Merriam Webster describes FOMO (Fear of Missing Out) as
fear of not being included in something (such as an interesting or enjoyable activity) that others are experiencing.
This happens to all of us on a day to day basis. You see photos of your friends traveling, on Facebook and you can’t wait to plan your next trip to Mustang. You see your friends hooking up via Tinder. And, you can’t wait to play the swipe game, not knowing that if you have a choice between 1000s of people, it’s way more crippling than when we limit ourselves with a single choice. Your friends are blogging and you can’t wait to start your blog.
“The existence of multiple alternatives makes it easy for us to imagine alternatives that don’t exist—alternatives that combine the attractive features of the ones that do exist.

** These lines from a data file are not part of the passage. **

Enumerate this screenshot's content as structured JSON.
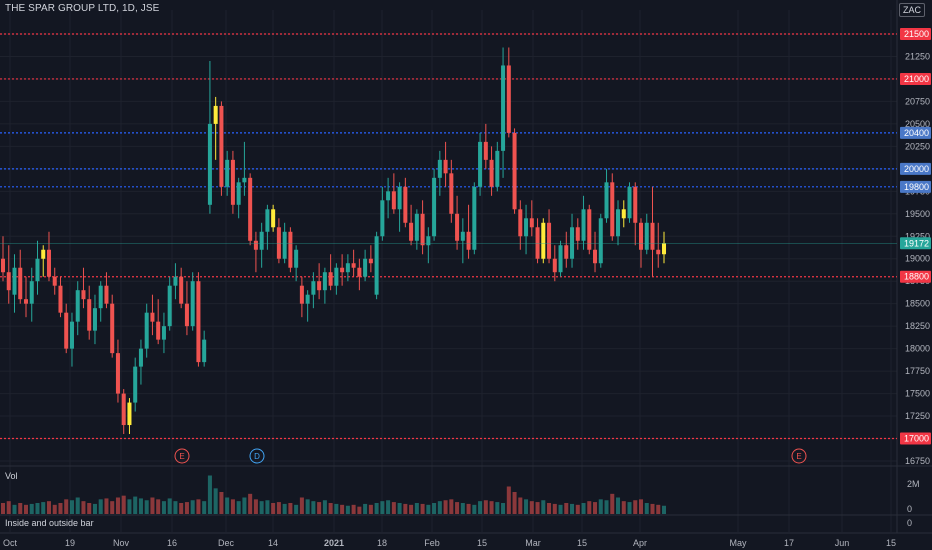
{
  "header": {
    "title": "THE SPAR GROUP LTD, 1D, JSE",
    "currency_badge": "ZAC"
  },
  "colors": {
    "background": "#131722",
    "grid": "#1e222d",
    "up": "#26a69a",
    "down": "#ef5350",
    "inside_outside_bar": "#ffeb3b",
    "support_resistance_line": "#f23645",
    "blue_line": "#2962ff",
    "last_price_tag": "#26a69a"
  },
  "panels": {
    "volume_label": "Vol",
    "indicator_label": "Inside and outside bar",
    "volume_axis_ticks": [
      "2M",
      "0"
    ],
    "indicator_axis_tick": "0"
  },
  "events": [
    {
      "label": "E",
      "date": "2020-11-16",
      "kind": "earnings"
    },
    {
      "label": "D",
      "date": "2020-12-07",
      "kind": "dividend"
    },
    {
      "label": "E",
      "date": "2021-05-21",
      "kind": "earnings"
    }
  ],
  "chart_data": {
    "type": "candlestick",
    "ylim": [
      16750,
      21500
    ],
    "y_ticks": [
      16750,
      17000,
      17250,
      17500,
      17750,
      18000,
      18250,
      18500,
      18750,
      19000,
      19250,
      19500,
      19750,
      20000,
      20250,
      20500,
      20750,
      21000,
      21250,
      21500
    ],
    "x_tick_labels": [
      "Oct",
      "19",
      "Nov",
      "16",
      "Dec",
      "14",
      "2021",
      "18",
      "Feb",
      "15",
      "Mar",
      "15",
      "Apr",
      "May",
      "17",
      "Jun",
      "15"
    ],
    "horizontal_lines": [
      {
        "value": 21500,
        "color": "red"
      },
      {
        "value": 21000,
        "color": "red"
      },
      {
        "value": 20400,
        "color": "blue"
      },
      {
        "value": 20000,
        "color": "blue"
      },
      {
        "value": 19800,
        "color": "blue"
      },
      {
        "value": 18800,
        "color": "red"
      },
      {
        "value": 17000,
        "color": "red"
      }
    ],
    "last_price": 19172,
    "grid": true,
    "candles": [
      [
        19000,
        19250,
        18750,
        18850
      ],
      [
        18850,
        19150,
        18500,
        18650
      ],
      [
        18600,
        19050,
        18400,
        18900
      ],
      [
        18900,
        19100,
        18500,
        18550
      ],
      [
        18550,
        18800,
        18350,
        18500
      ],
      [
        18500,
        18900,
        18300,
        18750
      ],
      [
        18750,
        19200,
        18600,
        19000
      ],
      [
        19000,
        19150,
        18800,
        19100
      ],
      [
        19100,
        19300,
        18750,
        18800
      ],
      [
        18800,
        18900,
        18600,
        18700
      ],
      [
        18700,
        18800,
        18350,
        18400
      ],
      [
        18400,
        18500,
        17950,
        18000
      ],
      [
        18000,
        18400,
        17800,
        18300
      ],
      [
        18300,
        18750,
        18150,
        18650
      ],
      [
        18650,
        18900,
        18450,
        18550
      ],
      [
        18550,
        18700,
        18100,
        18200
      ],
      [
        18200,
        18600,
        18050,
        18450
      ],
      [
        18450,
        18750,
        18300,
        18700
      ],
      [
        18700,
        18850,
        18450,
        18500
      ],
      [
        18500,
        18600,
        17900,
        17950
      ],
      [
        17950,
        18100,
        17400,
        17500
      ],
      [
        17500,
        17550,
        17050,
        17150
      ],
      [
        17150,
        17450,
        17050,
        17400
      ],
      [
        17400,
        17900,
        17300,
        17800
      ],
      [
        17800,
        18100,
        17600,
        18000
      ],
      [
        18000,
        18500,
        17900,
        18400
      ],
      [
        18400,
        18600,
        18150,
        18300
      ],
      [
        18300,
        18550,
        18050,
        18100
      ],
      [
        18100,
        18400,
        17950,
        18250
      ],
      [
        18250,
        18800,
        18200,
        18700
      ],
      [
        18700,
        18950,
        18550,
        18800
      ],
      [
        18800,
        18900,
        18450,
        18500
      ],
      [
        18500,
        18750,
        18150,
        18250
      ],
      [
        18250,
        18850,
        18200,
        18750
      ],
      [
        18750,
        18850,
        17800,
        17850
      ],
      [
        17850,
        18200,
        17800,
        18100
      ],
      [
        19600,
        21200,
        19500,
        20500
      ],
      [
        20500,
        20800,
        20100,
        20700
      ],
      [
        20700,
        20750,
        19700,
        19800
      ],
      [
        19800,
        20200,
        19700,
        20100
      ],
      [
        20100,
        20200,
        19500,
        19600
      ],
      [
        19600,
        19900,
        19450,
        19850
      ],
      [
        19850,
        20300,
        19700,
        19900
      ],
      [
        19900,
        19950,
        19150,
        19200
      ],
      [
        19200,
        19300,
        18850,
        19100
      ],
      [
        19100,
        19400,
        18900,
        19300
      ],
      [
        19300,
        19600,
        19100,
        19550
      ],
      [
        19550,
        19600,
        19300,
        19350
      ],
      [
        19350,
        19450,
        18950,
        19000
      ],
      [
        19000,
        19400,
        18950,
        19300
      ],
      [
        19300,
        19350,
        18850,
        18900
      ],
      [
        18900,
        19150,
        18750,
        19100
      ],
      [
        18700,
        18800,
        18350,
        18500
      ],
      [
        18500,
        18650,
        18300,
        18600
      ],
      [
        18600,
        18850,
        18450,
        18750
      ],
      [
        18750,
        18950,
        18550,
        18650
      ],
      [
        18650,
        18900,
        18500,
        18850
      ],
      [
        18850,
        19050,
        18650,
        18700
      ],
      [
        18700,
        18950,
        18600,
        18900
      ],
      [
        18900,
        19050,
        18700,
        18850
      ],
      [
        18850,
        19050,
        18750,
        18950
      ],
      [
        18950,
        19100,
        18800,
        18900
      ],
      [
        18900,
        19000,
        18650,
        18800
      ],
      [
        18800,
        19100,
        18750,
        19000
      ],
      [
        19000,
        19150,
        18850,
        18950
      ],
      [
        18600,
        19300,
        18550,
        19250
      ],
      [
        19250,
        19800,
        19200,
        19650
      ],
      [
        19650,
        19900,
        19450,
        19750
      ],
      [
        19750,
        19950,
        19500,
        19550
      ],
      [
        19550,
        19850,
        19300,
        19800
      ],
      [
        19800,
        19900,
        19350,
        19400
      ],
      [
        19400,
        19600,
        19150,
        19200
      ],
      [
        19200,
        19550,
        19100,
        19500
      ],
      [
        19500,
        19650,
        19050,
        19150
      ],
      [
        19150,
        19350,
        18950,
        19250
      ],
      [
        19250,
        20000,
        19200,
        19900
      ],
      [
        19900,
        20200,
        19700,
        20100
      ],
      [
        20100,
        20300,
        19800,
        19950
      ],
      [
        19950,
        20100,
        19400,
        19500
      ],
      [
        19500,
        19700,
        19100,
        19200
      ],
      [
        19200,
        19450,
        18950,
        19300
      ],
      [
        19300,
        19600,
        19000,
        19100
      ],
      [
        19100,
        19850,
        19050,
        19800
      ],
      [
        19800,
        20400,
        19700,
        20300
      ],
      [
        20300,
        20500,
        20000,
        20100
      ],
      [
        20100,
        20250,
        19700,
        19800
      ],
      [
        19800,
        20300,
        19750,
        20200
      ],
      [
        20200,
        21350,
        19900,
        21150
      ],
      [
        21150,
        21350,
        20350,
        20400
      ],
      [
        20400,
        20450,
        19500,
        19550
      ],
      [
        19550,
        19650,
        19100,
        19250
      ],
      [
        19250,
        19600,
        19050,
        19450
      ],
      [
        19450,
        19650,
        19250,
        19350
      ],
      [
        19350,
        19450,
        18950,
        19000
      ],
      [
        19000,
        19450,
        18950,
        19400
      ],
      [
        19400,
        19550,
        18950,
        19000
      ],
      [
        19000,
        19150,
        18750,
        18850
      ],
      [
        18850,
        19200,
        18800,
        19150
      ],
      [
        19150,
        19300,
        18900,
        19000
      ],
      [
        19000,
        19500,
        18900,
        19350
      ],
      [
        19350,
        19450,
        19100,
        19200
      ],
      [
        19200,
        19700,
        19100,
        19550
      ],
      [
        19550,
        19600,
        19050,
        19100
      ],
      [
        19100,
        19300,
        18850,
        18950
      ],
      [
        18950,
        19500,
        18900,
        19450
      ],
      [
        19450,
        20000,
        19400,
        19850
      ],
      [
        19850,
        19950,
        19200,
        19250
      ],
      [
        19250,
        19650,
        19150,
        19550
      ],
      [
        19550,
        19650,
        19350,
        19450
      ],
      [
        19450,
        19850,
        19400,
        19800
      ],
      [
        19800,
        19850,
        19150,
        19400
      ],
      [
        19400,
        19450,
        18900,
        19100
      ],
      [
        19100,
        19500,
        19050,
        19400
      ],
      [
        19400,
        19800,
        18800,
        19100
      ],
      [
        19100,
        19400,
        18900,
        19050
      ],
      [
        19050,
        19300,
        18950,
        19172
      ]
    ],
    "volume": [
      0.6,
      0.7,
      0.5,
      0.6,
      0.5,
      0.55,
      0.6,
      0.65,
      0.7,
      0.5,
      0.6,
      0.8,
      0.75,
      0.9,
      0.7,
      0.6,
      0.55,
      0.8,
      0.85,
      0.7,
      0.9,
      1.0,
      0.8,
      0.95,
      0.85,
      0.75,
      0.9,
      0.8,
      0.7,
      0.85,
      0.7,
      0.6,
      0.65,
      0.75,
      0.8,
      0.7,
      2.1,
      1.4,
      1.2,
      0.9,
      0.8,
      0.7,
      0.9,
      1.1,
      0.8,
      0.7,
      0.75,
      0.6,
      0.65,
      0.55,
      0.6,
      0.5,
      0.9,
      0.8,
      0.7,
      0.65,
      0.75,
      0.6,
      0.55,
      0.5,
      0.45,
      0.5,
      0.4,
      0.55,
      0.5,
      0.6,
      0.7,
      0.75,
      0.65,
      0.6,
      0.55,
      0.5,
      0.6,
      0.55,
      0.5,
      0.6,
      0.7,
      0.75,
      0.8,
      0.65,
      0.6,
      0.55,
      0.5,
      0.7,
      0.75,
      0.7,
      0.65,
      0.6,
      1.5,
      1.2,
      0.9,
      0.8,
      0.7,
      0.65,
      0.75,
      0.6,
      0.55,
      0.5,
      0.6,
      0.55,
      0.5,
      0.6,
      0.7,
      0.65,
      0.8,
      0.75,
      1.1,
      0.9,
      0.7,
      0.65,
      0.75,
      0.8,
      0.6,
      0.55,
      0.5,
      0.45
    ],
    "volume_unit": "millions"
  }
}
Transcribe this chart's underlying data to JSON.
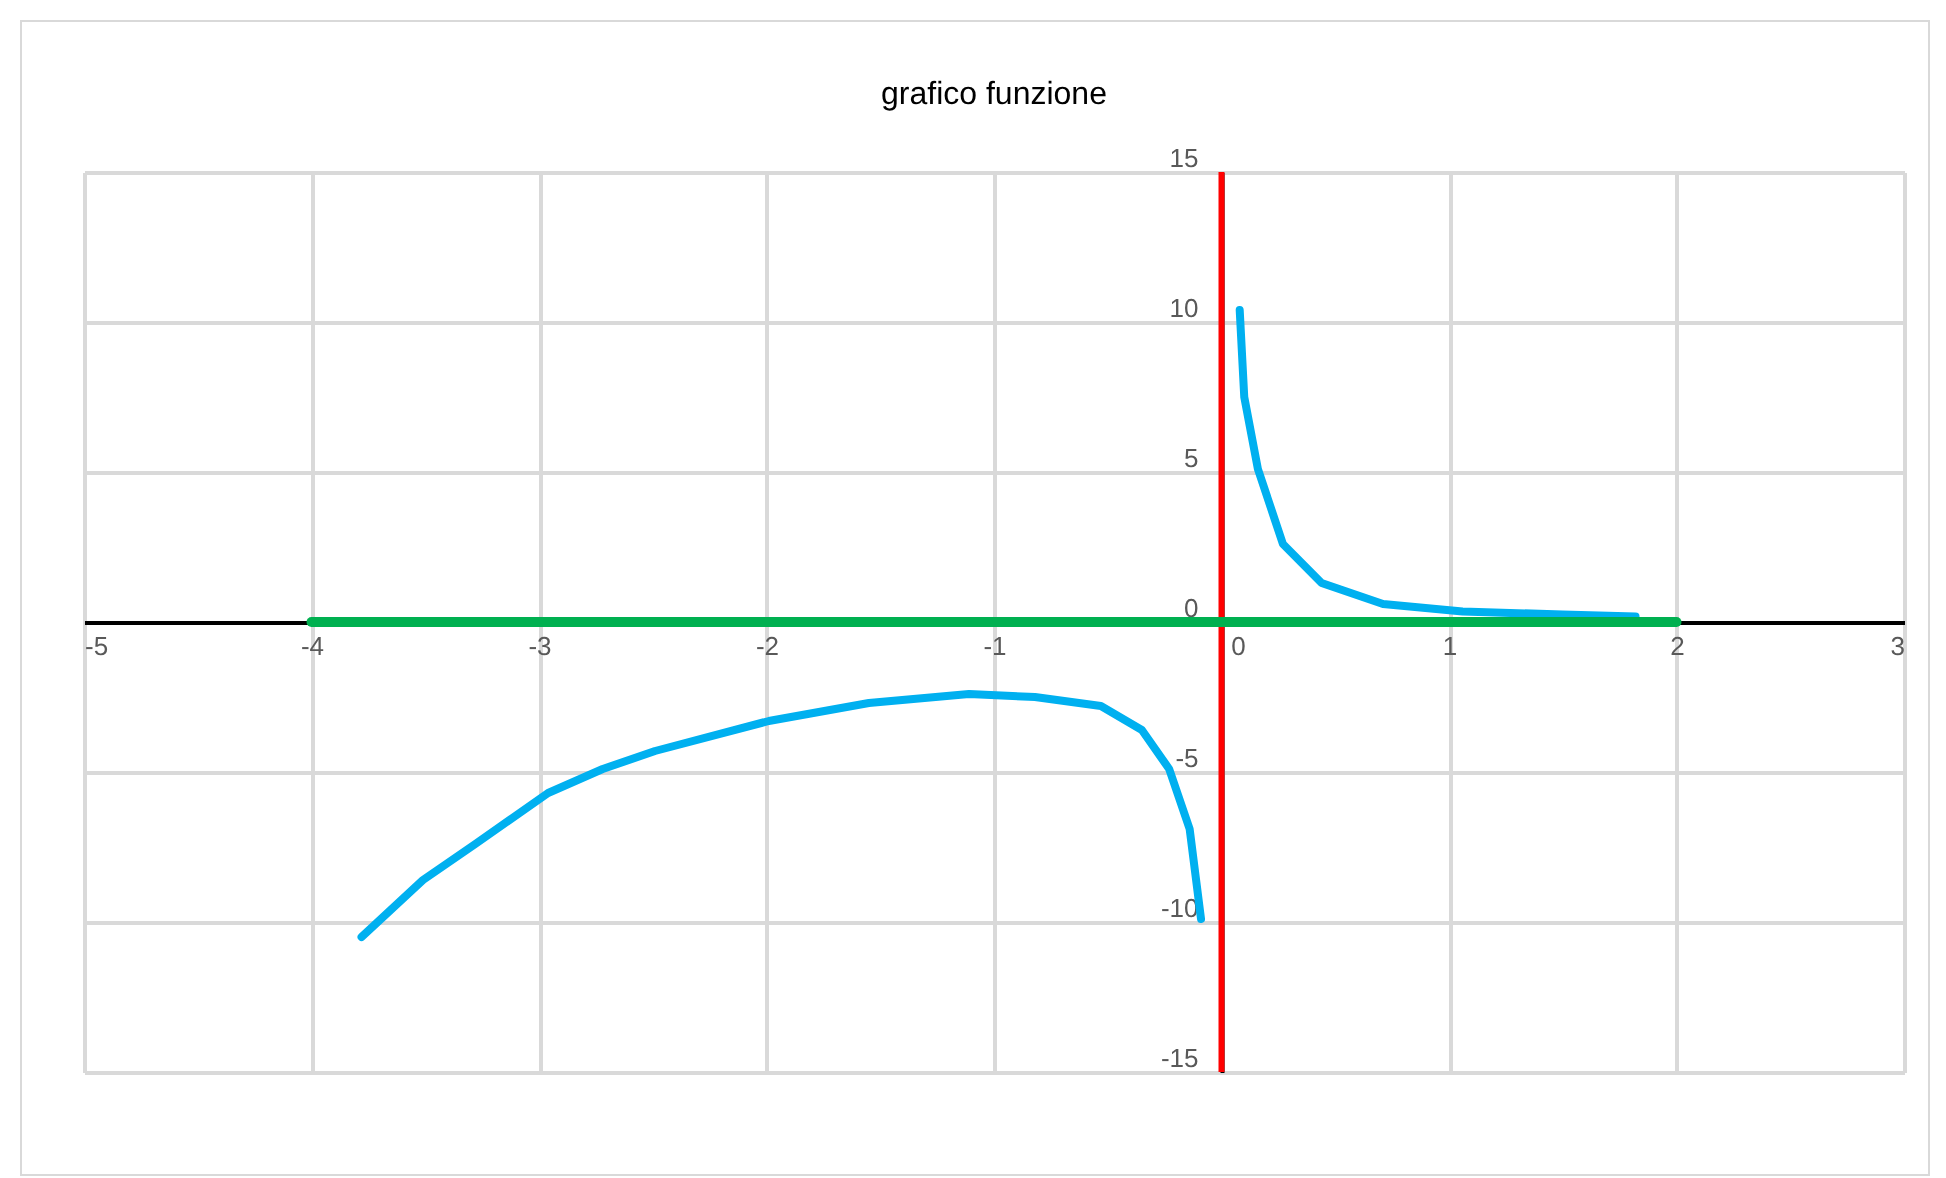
{
  "chart_data": {
    "type": "line",
    "title": "grafico funzione",
    "xlim": [
      -5,
      3
    ],
    "xticks": [
      -5,
      -4,
      -3,
      -2,
      -1,
      0,
      1,
      2,
      3
    ],
    "ylim": [
      -15,
      15
    ],
    "yticks": [
      -15,
      -10,
      -5,
      0,
      5,
      10,
      15
    ],
    "grid": true,
    "marker": "none",
    "line_style": "solid",
    "series": [
      {
        "color": "#00b0f0",
        "x": [
          -3.78,
          -3.51,
          -3.28,
          -2.96,
          -2.72,
          -2.49,
          -1.99,
          -1.55,
          -1.11,
          -0.82,
          -0.53,
          -0.35,
          -0.23,
          -0.14,
          -0.09
        ],
        "values": [
          -10.5,
          -8.6,
          -7.4,
          -5.7,
          -4.9,
          -4.3,
          -3.3,
          -2.7,
          -2.4,
          -2.5,
          -2.8,
          -3.6,
          -4.9,
          -6.9,
          -9.9
        ]
      },
      {
        "color": "#00b0f0",
        "x": [
          0.08,
          0.1,
          0.16,
          0.27,
          0.44,
          0.71,
          1.06,
          1.5,
          1.82
        ],
        "values": [
          10.4,
          7.5,
          5.1,
          2.6,
          1.3,
          0.6,
          0.35,
          0.25,
          0.18
        ]
      },
      {
        "color": "#ff0000",
        "x": [
          0,
          0
        ],
        "values": [
          15,
          -15
        ]
      },
      {
        "color": "#00b050",
        "x": [
          -4,
          2
        ],
        "values": [
          0,
          0
        ]
      }
    ]
  }
}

And to the extent that we engage our imaginations in this way, we will be even less satisfied with the alternative we end up choosing. So, once again, a greater variety of choices actually makes us feel worse.” – Barry Schwartz, The Paradox of Choice: Why More Is Less
FOMO is often what drives people to try to accumulate as many experiences as possible, but it simultaneously robs those same experiences of any significance or lasting meaning. The reason is that FOMO causes people to make their decisions based not on the reality of the experience, but rather the imagined experience. – Mark Manson
There is always something that you are going to miss out in life. You cannot try everything. As Mark Manson puts it
Commitment > Choices
Depth makes you credible, and depth comes from commitment to a person/job/practice/trade over a period of time.